Background: Vascular residency programs have increasingly incorporated endovascular therapies into residency training. Claudication, a condition traditionally managed medically, has lent itself to treatment via endovascular techniques. We hypothesized that an increase in endovascular procedures for the management of claudication would result in a decrease in open procedures and a change in vascular resident training
Methods: We reviewed all patient charts from January 2000 through June 2005 at our institution. All patients with the diagnosis of claudication who underwent operative intervention with a vascular resident present at the operation were included. Procedures were designated as either inflow procedures (originating above the inguinal ligament) or runoff procedures (originating below the inguinal ligament). Periods were divided into years 2000 to 2002 (Period 1) and 2003 to 2005-projected (Period 2) according to our experience with endovascular techniques. Statistical analysis was undertaken with student’s t-test, chi-squared test, and log-rank test, and results were compared.

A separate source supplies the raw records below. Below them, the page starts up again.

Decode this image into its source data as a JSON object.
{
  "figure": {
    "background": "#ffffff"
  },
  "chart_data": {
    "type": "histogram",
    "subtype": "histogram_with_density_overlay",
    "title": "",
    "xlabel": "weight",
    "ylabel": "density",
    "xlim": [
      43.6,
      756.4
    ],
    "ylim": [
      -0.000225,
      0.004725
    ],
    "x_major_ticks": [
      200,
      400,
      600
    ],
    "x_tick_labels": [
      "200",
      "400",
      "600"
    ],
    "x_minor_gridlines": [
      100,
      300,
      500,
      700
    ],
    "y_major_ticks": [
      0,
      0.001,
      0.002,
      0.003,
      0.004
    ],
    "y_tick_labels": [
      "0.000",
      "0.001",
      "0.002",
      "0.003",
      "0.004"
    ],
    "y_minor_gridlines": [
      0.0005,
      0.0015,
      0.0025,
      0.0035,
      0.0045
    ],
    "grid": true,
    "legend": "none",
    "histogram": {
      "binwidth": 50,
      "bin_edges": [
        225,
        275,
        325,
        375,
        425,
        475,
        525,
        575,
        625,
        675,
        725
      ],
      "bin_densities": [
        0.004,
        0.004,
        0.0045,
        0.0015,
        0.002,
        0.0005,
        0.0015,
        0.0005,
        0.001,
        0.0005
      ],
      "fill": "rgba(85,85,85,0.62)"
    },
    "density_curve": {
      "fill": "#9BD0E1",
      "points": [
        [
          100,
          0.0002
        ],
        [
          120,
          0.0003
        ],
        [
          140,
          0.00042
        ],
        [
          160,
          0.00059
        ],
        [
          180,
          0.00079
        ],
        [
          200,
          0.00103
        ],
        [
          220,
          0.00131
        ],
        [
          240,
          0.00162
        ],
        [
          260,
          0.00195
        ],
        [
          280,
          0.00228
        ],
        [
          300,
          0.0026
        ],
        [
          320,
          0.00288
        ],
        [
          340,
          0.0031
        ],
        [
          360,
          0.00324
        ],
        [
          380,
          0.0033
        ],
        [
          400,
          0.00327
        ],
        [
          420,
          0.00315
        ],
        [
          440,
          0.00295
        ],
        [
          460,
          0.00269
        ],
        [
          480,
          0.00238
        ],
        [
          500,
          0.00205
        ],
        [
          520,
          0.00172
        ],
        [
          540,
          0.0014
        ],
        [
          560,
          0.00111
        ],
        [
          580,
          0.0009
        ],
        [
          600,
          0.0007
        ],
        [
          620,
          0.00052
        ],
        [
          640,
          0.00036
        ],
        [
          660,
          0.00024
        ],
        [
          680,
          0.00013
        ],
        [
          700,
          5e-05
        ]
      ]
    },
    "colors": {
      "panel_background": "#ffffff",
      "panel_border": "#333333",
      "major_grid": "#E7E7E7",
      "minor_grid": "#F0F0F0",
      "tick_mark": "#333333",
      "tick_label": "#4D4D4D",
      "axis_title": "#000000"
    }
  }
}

Results: From 2000 to 2005, there were 309 total procedures (173 open procedures - 56.0%:150 inflow procedures - 48.5%) performed for claudication with a vascular resident present. Of the total procedures, 116 (37.5%) were performed during period 1 while 193 (62.5%) were performed during period 2 (p<.001). Endovascular inflow procedures saw a significant increase from period 1 to period 2 (17 to 59; p=.02) whereas open procedures did not (45 to 29; p=.18). Total inflow procedures were not significantly changed (62 to 88; p=.13). Total runoff procedures, however, saw a significant increase from period 1 to period 2 (54 to 104; p=.02). Endovascular runoff procedures showed a trend toward an increase (9 to 51; p=.06), but open runoff procedures showed no difference between the two periods (45 to 54; p=.29). With a mean duplex follow-up of 16 and 18 months respectively for inflow and infrainguinal procedures, there was no difference in assisted patency rates between periods 1 and 2 (p=.66 inflow and p=.99 runoff). Lengths of stay also declined between periods 1 and 2 as a result of increasing endovascular interventions (6.5 v. 4.3 days for inflow group [p=ns]; 6.9 v. 3.5 days for runoff group [p=.06]).
Conclusions: Our data demonstrate that vascular residents are performing significantly more operative procedures for the treatment of claudication, and these procedures are largely endovascular. This training, however, has not come at the expense of open procedures as there has been no significant decrease in these procedures. Endovascular procedures have proven to be durable, and due to the prevalence of endovascular methods, lengths of stay have declined. We conclude that the operative experience in our training program has shifted to reflect an increase in endovascular procedures for the management of claudication and possibly a decrease in the threshold for operative intervention.